Schulz endet pragmatischer und fordert wie Deiseroth und Derleder Rechtsänderungen. Wo die beiden dem Gesetzgeber zuraten, rasch zu handeln, entfaltet sie ein beeindruckend differenziertes Panorama von ergänzenden und vertiefenden Vorschlägen. Wichtiger als zersplitterte Regelwerke mit zahllosen Schutzvorkehrungen sei die staatliche Schaffung von Anreizstrukturen für Arbeitgeber, damit diese organisationsinterne Verbesserungen vornehmen. Anders als bei den gerne parallelisierten Korruptionsfällen helfen in der Wissenschaft aber Kronzeugenregelungen und Maßnahmen zum Zeugenschutz kaum weiter. Immerhin kann man von ihnen lernen, dass die Motive des Anzeigenden sekundär bleiben dürfen. Institutionen brauchen eigene Whistleblower-Regelungen, und die Forschungsförderung könnte davon abhängig gemacht werden, dass es sie gibt. Großbritannien und die Vereinigten Staaten haben es vorgemacht. 

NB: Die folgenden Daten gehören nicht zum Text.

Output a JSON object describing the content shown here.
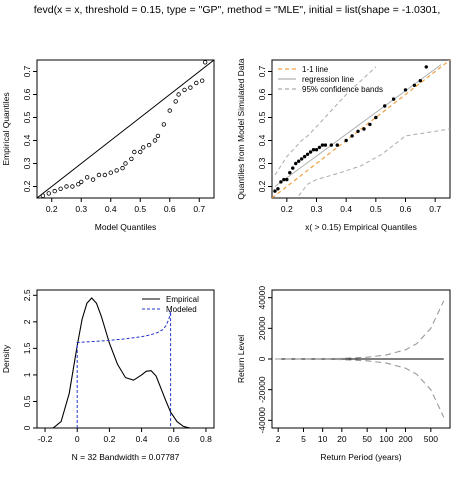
{
  "figure": {
    "title": "fevd(x = x, threshold = 0.15, type = \"GP\", method = \"MLE\", initial = list(shape = -1.0301,"
  },
  "chart_data": [
    {
      "type": "scatter",
      "xlabel": "Model Quantiles",
      "ylabel": "Empirical Quantiles",
      "xlim": [
        0.15,
        0.75
      ],
      "ylim": [
        0.15,
        0.75
      ],
      "x_ticks": [
        0.2,
        0.3,
        0.4,
        0.5,
        0.6,
        0.7
      ],
      "y_ticks": [
        0.2,
        0.3,
        0.4,
        0.5,
        0.6,
        0.7
      ],
      "reference_line": "1-1 line",
      "points": [
        [
          0.17,
          0.16
        ],
        [
          0.19,
          0.17
        ],
        [
          0.21,
          0.18
        ],
        [
          0.23,
          0.19
        ],
        [
          0.25,
          0.2
        ],
        [
          0.27,
          0.2
        ],
        [
          0.29,
          0.21
        ],
        [
          0.3,
          0.22
        ],
        [
          0.32,
          0.24
        ],
        [
          0.34,
          0.23
        ],
        [
          0.36,
          0.25
        ],
        [
          0.38,
          0.25
        ],
        [
          0.4,
          0.26
        ],
        [
          0.42,
          0.27
        ],
        [
          0.44,
          0.28
        ],
        [
          0.45,
          0.3
        ],
        [
          0.47,
          0.32
        ],
        [
          0.48,
          0.35
        ],
        [
          0.5,
          0.35
        ],
        [
          0.51,
          0.37
        ],
        [
          0.53,
          0.38
        ],
        [
          0.55,
          0.4
        ],
        [
          0.56,
          0.42
        ],
        [
          0.58,
          0.47
        ],
        [
          0.6,
          0.53
        ],
        [
          0.62,
          0.57
        ],
        [
          0.63,
          0.6
        ],
        [
          0.65,
          0.62
        ],
        [
          0.67,
          0.63
        ],
        [
          0.69,
          0.65
        ],
        [
          0.71,
          0.66
        ],
        [
          0.72,
          0.74
        ]
      ]
    },
    {
      "type": "scatter",
      "xlabel": "x( > 0.15) Empirical Quantiles",
      "ylabel": "Quantiles from Model Simulated Data",
      "xlim": [
        0.15,
        0.75
      ],
      "ylim": [
        0.15,
        0.75
      ],
      "x_ticks": [
        0.2,
        0.3,
        0.4,
        0.5,
        0.6,
        0.7
      ],
      "y_ticks": [
        0.2,
        0.3,
        0.4,
        0.5,
        0.6,
        0.7
      ],
      "legend": [
        "1-1 line",
        "regression line",
        "95% confidence bands"
      ],
      "legend_position": "top-left",
      "points": [
        [
          0.16,
          0.18
        ],
        [
          0.17,
          0.19
        ],
        [
          0.18,
          0.22
        ],
        [
          0.19,
          0.23
        ],
        [
          0.2,
          0.23
        ],
        [
          0.21,
          0.26
        ],
        [
          0.22,
          0.28
        ],
        [
          0.23,
          0.3
        ],
        [
          0.24,
          0.31
        ],
        [
          0.25,
          0.32
        ],
        [
          0.26,
          0.33
        ],
        [
          0.27,
          0.34
        ],
        [
          0.28,
          0.35
        ],
        [
          0.29,
          0.36
        ],
        [
          0.3,
          0.36
        ],
        [
          0.31,
          0.37
        ],
        [
          0.32,
          0.38
        ],
        [
          0.33,
          0.38
        ],
        [
          0.35,
          0.38
        ],
        [
          0.37,
          0.38
        ],
        [
          0.4,
          0.4
        ],
        [
          0.42,
          0.42
        ],
        [
          0.44,
          0.44
        ],
        [
          0.46,
          0.45
        ],
        [
          0.48,
          0.47
        ],
        [
          0.5,
          0.5
        ],
        [
          0.53,
          0.55
        ],
        [
          0.56,
          0.58
        ],
        [
          0.6,
          0.62
        ],
        [
          0.63,
          0.64
        ],
        [
          0.65,
          0.66
        ],
        [
          0.67,
          0.72
        ]
      ],
      "regression_line": [
        [
          0.16,
          0.2
        ],
        [
          0.72,
          0.73
        ]
      ],
      "upper_band": [
        [
          0.16,
          0.25
        ],
        [
          0.2,
          0.33
        ],
        [
          0.25,
          0.4
        ],
        [
          0.27,
          0.42
        ],
        [
          0.3,
          0.46
        ],
        [
          0.35,
          0.53
        ],
        [
          0.4,
          0.6
        ],
        [
          0.45,
          0.66
        ],
        [
          0.5,
          0.72
        ]
      ],
      "lower_band": [
        [
          0.24,
          0.16
        ],
        [
          0.27,
          0.21
        ],
        [
          0.3,
          0.23
        ],
        [
          0.38,
          0.26
        ],
        [
          0.45,
          0.29
        ],
        [
          0.52,
          0.34
        ],
        [
          0.56,
          0.38
        ],
        [
          0.6,
          0.42
        ],
        [
          0.65,
          0.43
        ],
        [
          0.7,
          0.44
        ],
        [
          0.75,
          0.45
        ]
      ]
    },
    {
      "type": "line",
      "xlabel": "N = 32   Bandwidth = 0.07787",
      "ylabel": "Density",
      "xlim": [
        -0.25,
        0.85
      ],
      "ylim": [
        0,
        2.6
      ],
      "x_ticks": [
        -0.2,
        0.0,
        0.2,
        0.4,
        0.6,
        0.8
      ],
      "y_ticks": [
        0.0,
        0.5,
        1.0,
        1.5,
        2.0,
        2.5
      ],
      "legend": [
        "Empirical",
        "Modeled"
      ],
      "legend_position": "top-right",
      "series": [
        {
          "name": "Empirical",
          "x": [
            -0.15,
            -0.1,
            -0.05,
            0.0,
            0.03,
            0.06,
            0.09,
            0.12,
            0.15,
            0.2,
            0.25,
            0.3,
            0.35,
            0.4,
            0.43,
            0.46,
            0.49,
            0.52,
            0.55,
            0.58,
            0.62,
            0.66,
            0.7
          ],
          "y": [
            0.0,
            0.12,
            0.65,
            1.55,
            2.05,
            2.35,
            2.45,
            2.35,
            2.1,
            1.6,
            1.2,
            0.95,
            0.9,
            1.0,
            1.07,
            1.08,
            0.98,
            0.75,
            0.52,
            0.3,
            0.12,
            0.03,
            0.0
          ]
        },
        {
          "name": "Modeled",
          "x": [
            0.0,
            0.0,
            0.1,
            0.2,
            0.3,
            0.4,
            0.45,
            0.5,
            0.53,
            0.55,
            0.57,
            0.58,
            0.58
          ],
          "y": [
            0.0,
            1.61,
            1.63,
            1.65,
            1.68,
            1.72,
            1.75,
            1.8,
            1.85,
            1.92,
            2.05,
            2.2,
            0.0
          ]
        }
      ]
    },
    {
      "type": "line",
      "xlabel": "Return Period (years)",
      "ylabel": "Return Level",
      "x_scale": "log",
      "xlim": [
        1.6,
        1000
      ],
      "ylim": [
        -45000,
        45000
      ],
      "x_ticks": [
        2,
        5,
        10,
        20,
        50,
        100,
        200,
        500
      ],
      "y_ticks": [
        -40000,
        -20000,
        0,
        20000,
        40000
      ],
      "series": [
        {
          "x": [
            1.8,
            2,
            5,
            10,
            20,
            50,
            100,
            200,
            500,
            800
          ],
          "y": [
            0,
            0,
            0,
            0,
            0,
            0,
            0,
            0,
            0,
            0
          ]
        },
        {
          "x": [
            1.8,
            2,
            5,
            10,
            20,
            50,
            100,
            200,
            300,
            500,
            800
          ],
          "y": [
            0,
            0,
            50,
            150,
            400,
            1200,
            2700,
            6000,
            10000,
            20000,
            38000
          ]
        },
        {
          "x": [
            1.8,
            2,
            5,
            10,
            20,
            50,
            100,
            200,
            300,
            500,
            800
          ],
          "y": [
            0,
            0,
            -50,
            -150,
            -400,
            -1200,
            -2700,
            -6000,
            -10000,
            -20000,
            -38000
          ]
        }
      ]
    }
  ]
}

Denn „Whistleblowing“ ist ein Fremdwort, dessen Erscheinen hierzulande neben einer Aufmerksamkeitsverschiebung auch einen internationalen Wissenstransfer im Recht signalisiert. Als Verhaltensvariante wurde es zuerst 1963 in Amerika so bezeichnet, und von dort sowie aus Großbritannien kommen nun auch die juristischen Lösungsvorschläge und im Unternehmensrecht auch manche konfliktträchtige Vorgabe. Man könnte die Vorreiterrolle beider Länder mit der Struktur der dortigen Forschungsförderung erklären: Wo die externen Geldgeber mächtiger und empfindlicher sind, scheint das Wissenschaftsrecht eilfertig, deren rechtsethische Vorstellungen umzusetzen. Mancher mutige Verpetzer genießt dort ein Ansehen, von dem Whistleblower in Deutschland, vorsichtig formuliert, weit entfernt sind.